防衛の際にかなり無茶をして危うく死にかけたスロウだったが、結果的に誰一人死ぬこともなく済んだ。その時に村の人々に大きく感謝されたことを思い出して、思わず頬が緩む。


「それくらいありゃ十分足りるだろ。

 そら、ここが冒険者ギルドだ」


 唐突に足を止めたデューイは、目の前の建物を指さしていた。




 家を二軒建てられるくらいのスペースにぴったりと収まっている冒険者ギルドに入ると、中は吹き抜けになっていた。

 一階には多数のテーブル席のほかに、受付のカウンター、壁には掲示板がかけられていた。

 二階部分は入口からすぐ右手の幅の広い階段とつながっているようで、上方から香ばしい調味料の匂いが下りてくる。どうやら上は食堂になっているようだった。格子状の柵のそばでテーブルを囲み、食事をほおばっている冒険者がここからでも何組か見受けられた。


 そういえばまだ飯を食べていない。

 仮登録の後で金が余るのならば、到着記念としてうんと高い料理を注文してみようか。

 香辛料のかかった肉などはどうか、一度くらい食べてみたいものだ。


「おいデューイ!!」


 と、冒険者らしき装備をまとった男たちが突然立ち上がる。


 ずかずかと近づいてくる二人の冒険者を見て、確かデューイがA級とか言っていたことを思い出した。
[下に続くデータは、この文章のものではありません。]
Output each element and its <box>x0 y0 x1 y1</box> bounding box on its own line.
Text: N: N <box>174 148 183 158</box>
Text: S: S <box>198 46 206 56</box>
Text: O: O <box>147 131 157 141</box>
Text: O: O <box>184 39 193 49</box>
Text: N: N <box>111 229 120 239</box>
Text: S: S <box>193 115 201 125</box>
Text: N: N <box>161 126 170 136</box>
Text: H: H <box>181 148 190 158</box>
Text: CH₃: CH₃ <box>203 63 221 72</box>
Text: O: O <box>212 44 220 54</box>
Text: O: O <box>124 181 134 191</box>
ベテランであるなら、知り合いの一人や二人いてもおかしくはない。


「よお、久しぶりだ……」

「てめえ、貸しにしてた金はまだ返さねえのか!?」

「え」


 驚いてデューイの方を見ると、やべ、と口だけ動かしていた。

 もう一人の冒険者がさらにまくしたてる。


「そうだ! こっちはお前のせいで聖騎士団に追われる身になったんだぞ!

 どう落とし前つけてくれるんだ!?」

「デューイ、お前……」

「何だよ」


 旅の相棒に借金があったとは。

 しかも聖騎士団に追われるって、明らかにヤバい響きがする。

 呆れた目を向けると、デューイは目をそらした。


「今日という日は逃がさないからな」

「……スロウ、悪いが登録は自分でやっておいてくれ。じゃあな!」


 一目散にギルドから出ていくデューイ。


「待ちやがれぇ!!」


 それを追って何人かの冒険者が飛び出していった。




「やあ、君はデューイの仲間かい?」

「あ、そうです」

「大変だね、君も」


 あっけにとられていると、いきなり知らない人に同情された。

 デューイのことを知っているような口ぶりだったので、ふと思ったことを聞いてみる。


「デューイって、冒険者としてはどういう人間なんですか?」

「有名な人だよ。実力はS級にも匹敵するのに、なぜか昇級するのを拒み続けてA級に留まってるんだ。しかも一匹狼でね。たまに気まぐれで他の冒険者とチームを組むんだけど、たいてい問題を起こすからいつも根無し草みたいにふらふらしてるのさ」

「ああ……」


 いまだかつて、ここまですとんと腑に落ちる瞬間があっただろうか。

 デューイの無計画さであったりとか、物事に対しての雑な姿勢にはここの人たちも振り回されていたようだ。

 今まで自分がデューイに対して抱いていた感覚を他人と共有できたことに感動を覚えるとともに、スロウの中で彼への評価は完全に固定された。


 すなわち、『あいつはダメ人間である』、と。


「とはいえ、水の太陽が出てくる前からダンジョンに潜ってた超ベテランだから実力だけは折り紙付きだよ。実力だけは」

「確かに、魔物が現れた時だけは頼りになりますね」


 そういえば、ここにいる冒険者はみな二十代半ばほどに見える。最も年長らしき者でもおそらく三十かそこらだ。

 自分の記憶が正しければ確かデューイは四十代のはず。

 生存率という点から考えてもやはり、あいつは冒険者としては優秀なのだろうか。




 丁寧に教えてくれた冒険者に礼を言い、受付まで移動した。

 受付嬢に登録する旨を伝えると、必要な金額を提示されるとともに一枚の紙を差し出される。


 そこではたと気がついた。


 文字が読めない。

 差し出された紙を見たまま身体が固まる。どれだけ見つめても、この記号の羅列が何を意味しているか分からなかったのだ。

 たぶん契約内容か何かが書かれていて、その下の欄に自分の名前を署名するのだろう。


 笑ってごまかしながら受付嬢にその旨を伝える。

 まだ読めない人もいますから、とフォローされたが、なんとなく背中がかゆかった。




 後ろの方で扉の開く音がする。


 受付と話している最中に、後ろで広がる静寂に違和感を感じた。

 声を潜め、ささやくような不快なざわめきが足元を漂う。


 ……このざわめきは悪意とか、敵意といった類のものではない。

 困惑だ。


「あの!!」


 無邪気な声が響く。

 振り返った先、人々の視線の中心には、一人の少女が立っていた。


「冒険者にさせてください!!」


 その頭に、縦長のウサギの耳を揺らしながら。